Yes, I thought it was very nifty when I saw it.

> Tried this out, with this replacement in gmp-impl.h:
> 
> #define binvert_limb(inv,n) \
> do { \
> mp_limb_t __n = (n); \
> mp_limb_t __inv = 3*__n ^ 2; \
> mp_limb_t __y = 1 - __n * __inv; \
> __inv *= (1 + __y); \
> __y *= __y; \
> __inv *= (1 + __y); \
> __y *= __y; \
> __inv *= (1 + __y); \
> __y *= __y; \
> __inv *= (1 + __y); \
> ASSERT ((__inv * __n & GMP_NUMB_MASK) == 1); \
> (inv) = __inv & GMP_NUMB_MASK; \
> } while (0)
> 

> On my Ryzen 5 laptop, according to ./tune/speed -c -s1 binvert_limb,
> time is reduced from 25.35 cycles to 21.90, about 16% speedup. Maybe one
> could maybe save a cycle or two by using only 32-bit precision for all
> but the last step?

There are two reasons why this won't work:
1) On recent x86 CPUs, 32-bit multiplication is no faster
   (it's 3-cycle latency either way), and
2) As I mentioned, all operations must be full-width to get the
   correct answer.  Like Goldschmit's, and unlike Newton's iteration,
   it's not self-correcting.  Notice that n isn't used in the
   iteration; it enters only through y, so y must preserve all its
   bits.  Likewise, y's lack of dependency on the previous value of
   r which gives the technique its speed means that all 64 bits
   of r must be uncorrupted.

Now, it is possible to switch back and forth, using the pipelined
algorithm to get to 32 bits and then widening to 64 bits with the
old iteration.  For example, consider a hypothetical multiplier
with 3-cycle latency for 32-bit operations, but 5-cycle latency
for 64-bit operations.

The 64-bit pipelined implementation is no longer 4*3+2=14 cycles,
but now 4*5+2 = 22 cycles.

But it can compute a 32-bit inverse in 3*3+2 = 11 cycles, then
needs 2*5+1 = 11 more for the final 64-bit widening.  Which also
totals 22 cycles.  You need a >= 2x speed penalty to overtake.

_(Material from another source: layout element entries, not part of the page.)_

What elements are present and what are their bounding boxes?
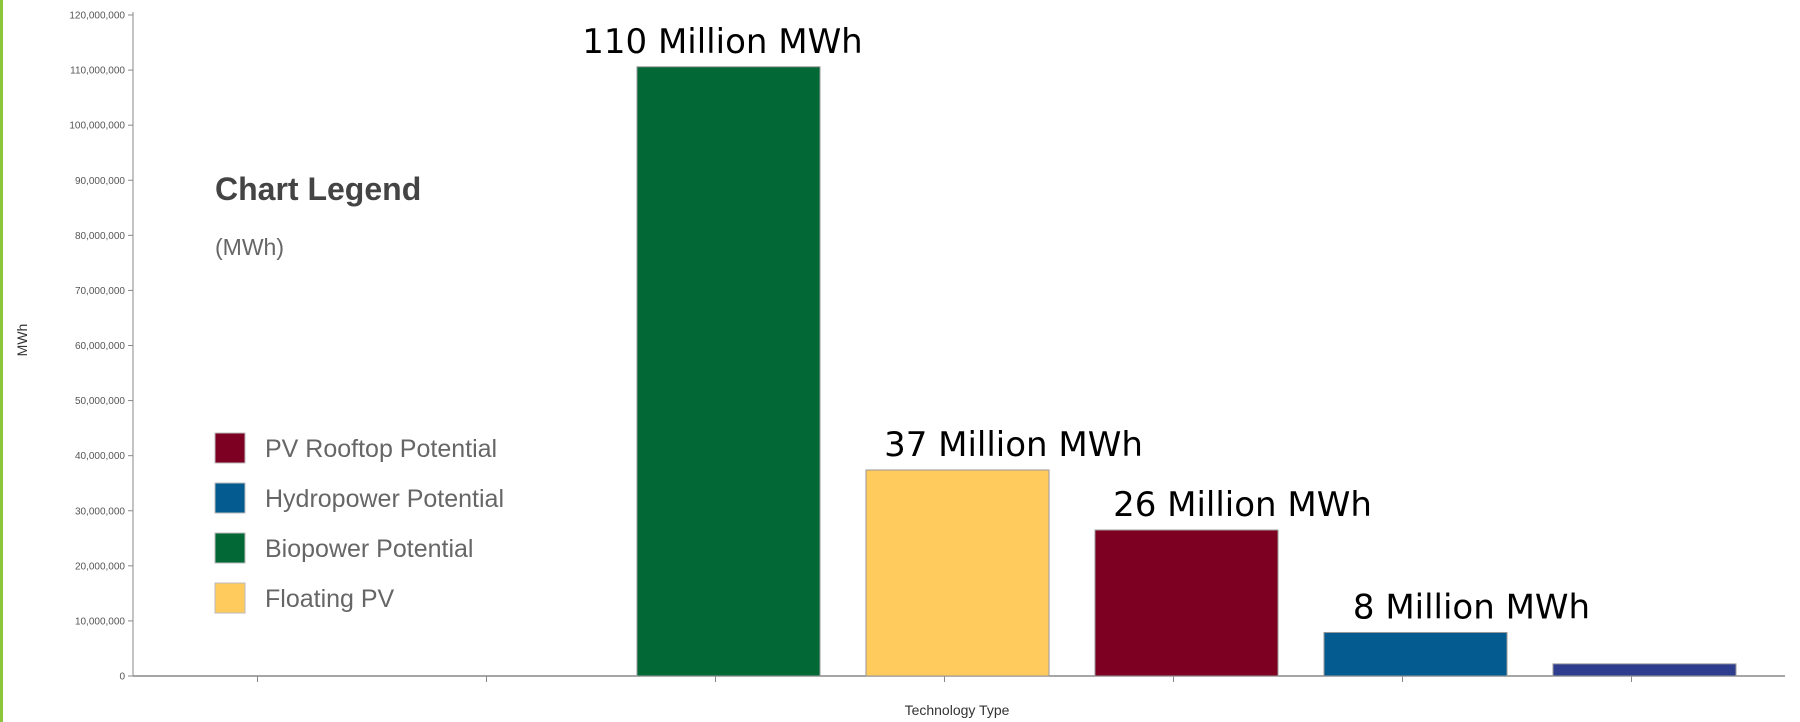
legend-swatch [214,432,246,464]
legend-label: Hydropower Potential [265,485,504,513]
legend-label: Biopower Potential [265,535,473,563]
y-tick-label: 50,000,000 [75,396,125,407]
y-tick-label: 30,000,000 [75,506,125,517]
legend-swatch [214,582,246,614]
legend-swatch [214,482,246,514]
bar [1552,663,1737,677]
y-tick-label: 0 [119,672,125,683]
left-accent-strip [0,0,3,722]
y-tick-label: 40,000,000 [75,451,125,462]
bar-annotations: 110 Million MWh 37 Million MWh 26 Million … [582,22,1590,628]
bar [1094,529,1279,677]
bar-annotation: 26 Million MWh [1113,485,1372,525]
bar [636,66,821,677]
legend-label: PV Rooftop Potential [265,435,497,463]
chart-legend: Chart Legend (MWh) PV Rooftop Potential H… [214,171,504,614]
bar-annotation: 110 Million MWh [582,22,862,62]
bar [1323,631,1508,677]
y-axis-ticks: 0 10,000,000 20,000,000 30,000,000 40,000,00… [69,11,133,683]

> But it looks like the logic (starting from the binvert_limb_table) is
> duplicated in a few places, e.g., mpn/x86_64/dive_1.asm), so to adopt
> this method, there are several places to update.

The thing stopping me from preparing a patch is I don't know of
a "has pipelined multiplier" symbol to make it conditional on.
Any suggestions?

For maximum speed, we want the squaring of y to issue *before* the
inv *= 1+y multiply.  If the object code doesn't occur in that order,
maybe tweaking the source to say "tmp = 1+y; y *= y; inv *= tmp;"
will induce it to, and shave off another cycle.